Why don’t we use another node for creating the service client if we want to use spin_until_future_complete inside a node’s callback?
on this topic, this is really related to implementation of rclcpp, i was thinking it would be nice to talk about this in rclcpp or probably ROS answers. ROS Discourse is for news and general interest discussions.
@klaxalk thanks for the examples. Personally I came into ROS 2 with less ROS 1 ‘baggage’ and now try to get people on board with it based on the good experience and enjoyment of working with it that I have with it so far, so it is good to learn more about pain points from people like you who have invested a lot of time in mastering ROS 1.
In the use cases I had so far for services in ROS 2 the async model always made sense, and I could use the callback to do what needed to be done at the time that the response was received, without having to explicitly block and wait for the results. So it would be interesting for me to learn how you use services in your code and get a better feeling of where synchronous calls may be a must. Could you point out some examples? I couldn’t immediately find any client calls in the repository you linked or some of the other ctu-mrs repos. Cheers!

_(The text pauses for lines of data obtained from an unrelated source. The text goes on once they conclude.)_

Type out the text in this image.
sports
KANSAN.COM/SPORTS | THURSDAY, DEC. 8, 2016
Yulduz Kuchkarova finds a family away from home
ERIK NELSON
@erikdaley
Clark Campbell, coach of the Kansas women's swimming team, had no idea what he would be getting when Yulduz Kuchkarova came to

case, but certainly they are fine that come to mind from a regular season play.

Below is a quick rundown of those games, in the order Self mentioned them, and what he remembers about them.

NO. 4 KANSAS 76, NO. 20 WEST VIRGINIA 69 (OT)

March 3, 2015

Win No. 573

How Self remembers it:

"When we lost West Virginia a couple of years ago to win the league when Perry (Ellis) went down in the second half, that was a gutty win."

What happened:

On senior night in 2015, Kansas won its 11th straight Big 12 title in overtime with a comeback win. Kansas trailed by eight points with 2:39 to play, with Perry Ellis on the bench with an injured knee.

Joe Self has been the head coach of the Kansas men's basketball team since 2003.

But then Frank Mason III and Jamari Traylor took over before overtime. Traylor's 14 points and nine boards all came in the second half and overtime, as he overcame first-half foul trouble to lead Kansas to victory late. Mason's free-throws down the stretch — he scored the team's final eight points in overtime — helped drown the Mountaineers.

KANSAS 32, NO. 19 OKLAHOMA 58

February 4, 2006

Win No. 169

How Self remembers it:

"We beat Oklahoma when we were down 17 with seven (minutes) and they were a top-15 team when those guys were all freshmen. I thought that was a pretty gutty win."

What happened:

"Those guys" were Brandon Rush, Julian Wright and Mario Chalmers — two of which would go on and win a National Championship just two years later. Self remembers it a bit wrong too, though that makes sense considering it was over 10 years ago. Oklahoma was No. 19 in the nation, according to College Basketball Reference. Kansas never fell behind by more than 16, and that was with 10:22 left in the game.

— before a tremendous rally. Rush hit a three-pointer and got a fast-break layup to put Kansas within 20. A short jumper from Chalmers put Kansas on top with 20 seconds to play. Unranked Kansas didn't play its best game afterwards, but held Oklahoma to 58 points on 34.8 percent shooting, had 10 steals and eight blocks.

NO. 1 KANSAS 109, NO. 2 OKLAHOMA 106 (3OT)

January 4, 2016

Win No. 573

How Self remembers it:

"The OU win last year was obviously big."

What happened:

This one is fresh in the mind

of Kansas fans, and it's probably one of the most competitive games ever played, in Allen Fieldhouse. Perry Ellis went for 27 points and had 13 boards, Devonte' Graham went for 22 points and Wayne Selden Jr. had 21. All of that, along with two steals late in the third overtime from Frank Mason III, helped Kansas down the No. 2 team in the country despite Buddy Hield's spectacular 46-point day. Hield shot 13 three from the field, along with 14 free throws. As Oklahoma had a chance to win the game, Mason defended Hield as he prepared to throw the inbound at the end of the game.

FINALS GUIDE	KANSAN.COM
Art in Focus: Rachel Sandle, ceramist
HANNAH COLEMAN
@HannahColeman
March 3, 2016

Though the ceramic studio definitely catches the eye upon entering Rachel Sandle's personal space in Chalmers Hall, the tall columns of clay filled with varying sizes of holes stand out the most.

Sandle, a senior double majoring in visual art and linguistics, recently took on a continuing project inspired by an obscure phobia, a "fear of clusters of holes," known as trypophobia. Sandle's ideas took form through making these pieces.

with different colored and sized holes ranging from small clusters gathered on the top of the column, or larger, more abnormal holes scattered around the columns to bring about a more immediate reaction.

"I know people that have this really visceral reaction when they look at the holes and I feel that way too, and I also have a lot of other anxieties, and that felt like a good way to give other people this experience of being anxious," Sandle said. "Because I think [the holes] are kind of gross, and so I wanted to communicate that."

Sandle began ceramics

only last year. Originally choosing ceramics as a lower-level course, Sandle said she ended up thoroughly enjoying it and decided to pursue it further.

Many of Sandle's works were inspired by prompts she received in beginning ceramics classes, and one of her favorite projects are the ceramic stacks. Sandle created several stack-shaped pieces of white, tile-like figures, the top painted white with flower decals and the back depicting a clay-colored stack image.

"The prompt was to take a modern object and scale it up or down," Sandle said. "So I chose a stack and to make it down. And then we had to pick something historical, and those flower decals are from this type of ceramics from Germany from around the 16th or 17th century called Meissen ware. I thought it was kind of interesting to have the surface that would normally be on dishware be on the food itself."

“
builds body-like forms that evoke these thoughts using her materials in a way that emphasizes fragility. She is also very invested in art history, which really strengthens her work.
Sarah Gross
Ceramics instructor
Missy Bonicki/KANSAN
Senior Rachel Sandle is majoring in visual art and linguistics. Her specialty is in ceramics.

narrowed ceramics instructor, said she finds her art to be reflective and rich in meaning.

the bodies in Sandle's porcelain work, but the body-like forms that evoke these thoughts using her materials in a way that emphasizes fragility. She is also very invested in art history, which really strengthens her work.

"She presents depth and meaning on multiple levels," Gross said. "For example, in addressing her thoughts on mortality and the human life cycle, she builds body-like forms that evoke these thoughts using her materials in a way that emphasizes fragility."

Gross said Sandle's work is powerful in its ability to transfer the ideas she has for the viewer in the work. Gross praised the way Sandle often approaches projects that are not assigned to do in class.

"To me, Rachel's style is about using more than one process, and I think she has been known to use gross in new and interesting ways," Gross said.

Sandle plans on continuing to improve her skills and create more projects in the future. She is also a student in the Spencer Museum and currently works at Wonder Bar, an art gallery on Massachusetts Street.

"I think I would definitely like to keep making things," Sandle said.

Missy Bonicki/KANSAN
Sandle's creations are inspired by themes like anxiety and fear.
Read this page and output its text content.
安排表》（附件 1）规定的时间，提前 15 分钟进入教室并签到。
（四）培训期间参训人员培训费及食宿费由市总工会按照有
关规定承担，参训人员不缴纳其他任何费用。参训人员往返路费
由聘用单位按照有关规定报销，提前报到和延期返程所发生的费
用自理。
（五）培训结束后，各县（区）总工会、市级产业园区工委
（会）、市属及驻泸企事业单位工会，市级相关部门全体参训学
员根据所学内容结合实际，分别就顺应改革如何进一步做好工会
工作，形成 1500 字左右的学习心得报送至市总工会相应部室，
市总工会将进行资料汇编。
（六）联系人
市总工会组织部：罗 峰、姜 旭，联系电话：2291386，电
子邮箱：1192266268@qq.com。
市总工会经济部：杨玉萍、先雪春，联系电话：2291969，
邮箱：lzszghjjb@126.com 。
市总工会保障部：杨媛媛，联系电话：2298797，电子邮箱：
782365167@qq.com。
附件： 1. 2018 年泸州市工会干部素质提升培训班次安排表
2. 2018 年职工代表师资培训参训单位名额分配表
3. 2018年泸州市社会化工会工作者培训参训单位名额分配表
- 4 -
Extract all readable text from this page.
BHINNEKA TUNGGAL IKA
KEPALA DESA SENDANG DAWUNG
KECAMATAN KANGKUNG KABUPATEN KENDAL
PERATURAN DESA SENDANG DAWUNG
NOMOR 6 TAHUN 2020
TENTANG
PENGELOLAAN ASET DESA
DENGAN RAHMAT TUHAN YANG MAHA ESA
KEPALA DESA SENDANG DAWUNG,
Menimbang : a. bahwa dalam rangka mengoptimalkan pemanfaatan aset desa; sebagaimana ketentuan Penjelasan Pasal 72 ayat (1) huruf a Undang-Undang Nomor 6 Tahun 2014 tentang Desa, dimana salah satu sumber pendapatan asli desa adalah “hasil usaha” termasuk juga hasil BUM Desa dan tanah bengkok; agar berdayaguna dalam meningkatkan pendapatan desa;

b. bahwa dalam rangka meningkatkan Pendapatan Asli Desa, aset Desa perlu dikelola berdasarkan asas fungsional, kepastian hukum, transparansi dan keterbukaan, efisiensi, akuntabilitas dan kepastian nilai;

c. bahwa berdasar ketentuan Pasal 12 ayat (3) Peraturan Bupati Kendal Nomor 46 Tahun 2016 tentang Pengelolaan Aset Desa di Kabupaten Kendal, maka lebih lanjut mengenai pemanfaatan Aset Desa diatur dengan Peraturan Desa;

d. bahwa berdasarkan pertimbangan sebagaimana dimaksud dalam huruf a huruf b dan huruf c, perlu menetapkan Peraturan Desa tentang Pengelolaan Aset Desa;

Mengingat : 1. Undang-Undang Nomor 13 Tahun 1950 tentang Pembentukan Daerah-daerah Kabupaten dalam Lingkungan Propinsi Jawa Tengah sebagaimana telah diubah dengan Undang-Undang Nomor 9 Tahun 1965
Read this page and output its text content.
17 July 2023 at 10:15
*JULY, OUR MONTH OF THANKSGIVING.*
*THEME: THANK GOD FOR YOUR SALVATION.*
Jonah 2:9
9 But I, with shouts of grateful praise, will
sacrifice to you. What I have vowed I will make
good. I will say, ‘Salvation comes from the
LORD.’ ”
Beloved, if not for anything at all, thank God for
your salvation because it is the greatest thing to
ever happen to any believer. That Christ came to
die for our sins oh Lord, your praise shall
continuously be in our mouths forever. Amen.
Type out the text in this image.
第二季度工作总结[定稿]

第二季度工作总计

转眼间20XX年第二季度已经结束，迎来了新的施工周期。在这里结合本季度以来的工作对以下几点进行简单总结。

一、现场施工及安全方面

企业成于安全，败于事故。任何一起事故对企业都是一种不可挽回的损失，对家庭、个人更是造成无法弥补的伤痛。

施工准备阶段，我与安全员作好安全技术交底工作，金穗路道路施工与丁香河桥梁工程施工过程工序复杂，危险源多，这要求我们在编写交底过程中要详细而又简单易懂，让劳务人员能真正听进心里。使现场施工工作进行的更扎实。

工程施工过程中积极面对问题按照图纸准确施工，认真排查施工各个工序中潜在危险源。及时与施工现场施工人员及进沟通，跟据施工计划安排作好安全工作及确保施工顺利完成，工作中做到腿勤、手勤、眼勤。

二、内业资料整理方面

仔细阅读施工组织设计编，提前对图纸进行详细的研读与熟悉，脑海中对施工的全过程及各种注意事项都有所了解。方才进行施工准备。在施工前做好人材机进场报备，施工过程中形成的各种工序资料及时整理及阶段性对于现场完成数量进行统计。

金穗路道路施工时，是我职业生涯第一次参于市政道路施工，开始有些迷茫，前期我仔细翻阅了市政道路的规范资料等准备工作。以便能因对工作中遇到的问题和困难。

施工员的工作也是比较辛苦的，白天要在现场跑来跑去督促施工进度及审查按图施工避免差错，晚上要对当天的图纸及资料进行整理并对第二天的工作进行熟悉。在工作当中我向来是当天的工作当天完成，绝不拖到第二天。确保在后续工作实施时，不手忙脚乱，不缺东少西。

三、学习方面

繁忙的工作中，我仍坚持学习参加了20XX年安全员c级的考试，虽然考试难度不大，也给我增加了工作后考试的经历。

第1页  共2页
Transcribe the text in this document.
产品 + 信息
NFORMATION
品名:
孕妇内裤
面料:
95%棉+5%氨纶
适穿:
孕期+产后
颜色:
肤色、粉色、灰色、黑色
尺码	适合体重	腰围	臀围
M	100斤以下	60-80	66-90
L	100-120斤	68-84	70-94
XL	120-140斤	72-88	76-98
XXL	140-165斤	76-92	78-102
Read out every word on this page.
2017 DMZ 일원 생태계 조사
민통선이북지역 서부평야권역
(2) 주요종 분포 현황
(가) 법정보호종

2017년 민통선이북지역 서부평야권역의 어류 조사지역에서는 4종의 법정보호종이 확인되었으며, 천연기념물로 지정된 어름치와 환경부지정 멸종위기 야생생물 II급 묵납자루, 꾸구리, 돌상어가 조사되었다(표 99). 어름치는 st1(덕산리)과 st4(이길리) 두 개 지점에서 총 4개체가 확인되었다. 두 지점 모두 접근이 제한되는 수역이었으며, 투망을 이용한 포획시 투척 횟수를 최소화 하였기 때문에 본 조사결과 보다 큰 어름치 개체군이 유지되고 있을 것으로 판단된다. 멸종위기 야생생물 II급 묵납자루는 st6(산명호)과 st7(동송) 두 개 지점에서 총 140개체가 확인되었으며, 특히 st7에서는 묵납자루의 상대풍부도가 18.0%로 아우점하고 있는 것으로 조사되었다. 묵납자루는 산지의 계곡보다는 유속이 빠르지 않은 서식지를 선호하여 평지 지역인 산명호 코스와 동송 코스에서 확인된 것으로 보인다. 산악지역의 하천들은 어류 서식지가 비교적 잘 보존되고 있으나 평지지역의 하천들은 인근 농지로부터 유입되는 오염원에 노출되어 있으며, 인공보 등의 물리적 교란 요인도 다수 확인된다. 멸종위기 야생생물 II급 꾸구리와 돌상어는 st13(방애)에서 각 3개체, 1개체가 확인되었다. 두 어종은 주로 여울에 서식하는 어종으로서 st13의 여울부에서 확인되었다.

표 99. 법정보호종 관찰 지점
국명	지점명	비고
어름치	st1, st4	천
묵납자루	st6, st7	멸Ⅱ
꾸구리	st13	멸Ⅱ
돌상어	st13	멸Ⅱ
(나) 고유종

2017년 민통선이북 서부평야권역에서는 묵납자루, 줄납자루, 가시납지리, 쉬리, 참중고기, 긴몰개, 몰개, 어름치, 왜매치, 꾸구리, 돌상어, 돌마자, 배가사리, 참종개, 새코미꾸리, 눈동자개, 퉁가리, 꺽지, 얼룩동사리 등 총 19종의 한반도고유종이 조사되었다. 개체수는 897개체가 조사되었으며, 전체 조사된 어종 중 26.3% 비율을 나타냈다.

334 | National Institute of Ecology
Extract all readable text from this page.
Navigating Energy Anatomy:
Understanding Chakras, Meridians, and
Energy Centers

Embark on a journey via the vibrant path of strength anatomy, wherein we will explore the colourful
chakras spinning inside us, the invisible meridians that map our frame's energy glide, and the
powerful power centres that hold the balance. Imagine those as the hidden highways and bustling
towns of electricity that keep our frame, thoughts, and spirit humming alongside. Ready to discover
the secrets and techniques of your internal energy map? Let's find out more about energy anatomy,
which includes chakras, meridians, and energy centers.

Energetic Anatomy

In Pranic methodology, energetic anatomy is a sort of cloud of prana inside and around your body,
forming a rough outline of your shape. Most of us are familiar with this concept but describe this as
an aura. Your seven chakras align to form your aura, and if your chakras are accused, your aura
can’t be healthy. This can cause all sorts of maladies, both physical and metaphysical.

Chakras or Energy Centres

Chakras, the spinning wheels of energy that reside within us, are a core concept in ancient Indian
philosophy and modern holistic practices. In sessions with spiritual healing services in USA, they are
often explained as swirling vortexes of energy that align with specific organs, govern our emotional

Hey @sgvandijk, before I explain more: I am fine with asynchronous only services if I can design my system around it from the beginning. In this particular example of mine, the issue is with the transition from a system (ROS1) that only worked synchronously. I would be fine with waiting for the std::future as suggested in my examples, however, this seems to not work when calling service from a callback (currently due to malfunctioning parallelism of timer callbacks).
One such example of the use of synchronous services can be our high level takeoff service callback for a multirotor helicopter. When approached from the high-level point of view, this service (potentially called by a user) has to trigger the following sub-services in a fast and consecutive fashion:
Activate a particular feedback controller for takeoff (service call)
Activate a particular reference generator for takeoff (service call)
Trigger a reference generation for the takeoff (service call)
Each service call can fail which will trigger an abort of the takeoff by calling more services to either restore the previous state or to call emergency landing routine. You could say that this should be implemented as a full-fledged “state machine” where every awaited service call result should be checked by its own state asynchronously. For some situations yes, however, here a few if-then-else statements are fine, especially, in the case of a linear state machine. Moreover, all this happens in a service callback so a user can get a memo back whether the takeoff was successful or not. Some mechanism for blocking the callback until all the asynchronous mess is settled would have to be implemented. Someone could say that this should be handled by an action server. Mind that this whole event takes a millisecond and action server just seems as a too large cannon for this job.
It is not pretty but you asked for it :-). There is a ton of similar situation where the logical flow of our programs just expects that the “one-liner” of a service call will just get you the result… And building asynchronous state machines for all of them seems to me just too much.
I’m sorry to continue a discussion here if it should be somewhere else but I was also fighting with how to wait on a service future. Since the component manager adds the node to an executor and spins that executor can you not just wait on the future with get() in your component node? This is the approach I’m using and it seems to work.
Relating to this, I discovered this usage of spin_until_future_complete when trying to write a component node that uses the infrastructure to request changing a parameter in another node. The SyncParametersClient uses this method and is therefore useless in component nodes as it exists. Instead, I just interact with the set_parameters service just like any other ros2 service, calling get() on the future to block until it returns.